On a clairement dépassé le stade du courrier anonyme parfumé à l’urine, de la souris morte dans la boîte aux lettres ou du tweet menaçant, qui sont finalement presque devenus des méthodes de petits rigolos à côté de ce que l’on vit ces derniers jours.

Cette agression, qui a eu lieu quelques jours seulement avant la publication de la liste des avocats « à éliminer », révèle que les digues de la civilisation viennent de sauter. Les vannes de la haine sont dorénavant grandes ouvertes et, pour être tout à fait honnête, je crois qu’une grande partie de notre classe politique et médiatique est responsable.

Il faut maintenant cesser l’angélisme : la prochaine étape pour ma profession, si nous n’arrêtons pas cet engrenage haineux, c’est la mort d’un avocat juste parce qu’il est avocat. C’est inéluctable. Et avec elle, celle de l’État de droit.
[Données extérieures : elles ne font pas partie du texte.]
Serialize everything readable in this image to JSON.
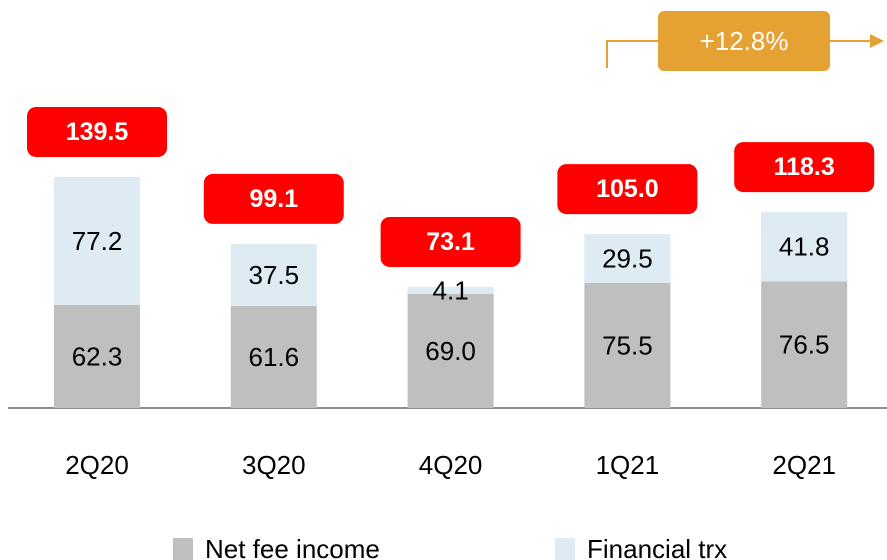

Parce que ne plus accepter que chacun a le droit d’être défendu, c’est ne plus accepter l’État de droit : c’est aussi simple que cela.

Et n’en déplaise à notre exilé haineux qui n’a semble-t-il même pas compris la tribune qu’il dénonce, les avocats se battront toujours robes et âmes pour préserver la justice et l’état de droit.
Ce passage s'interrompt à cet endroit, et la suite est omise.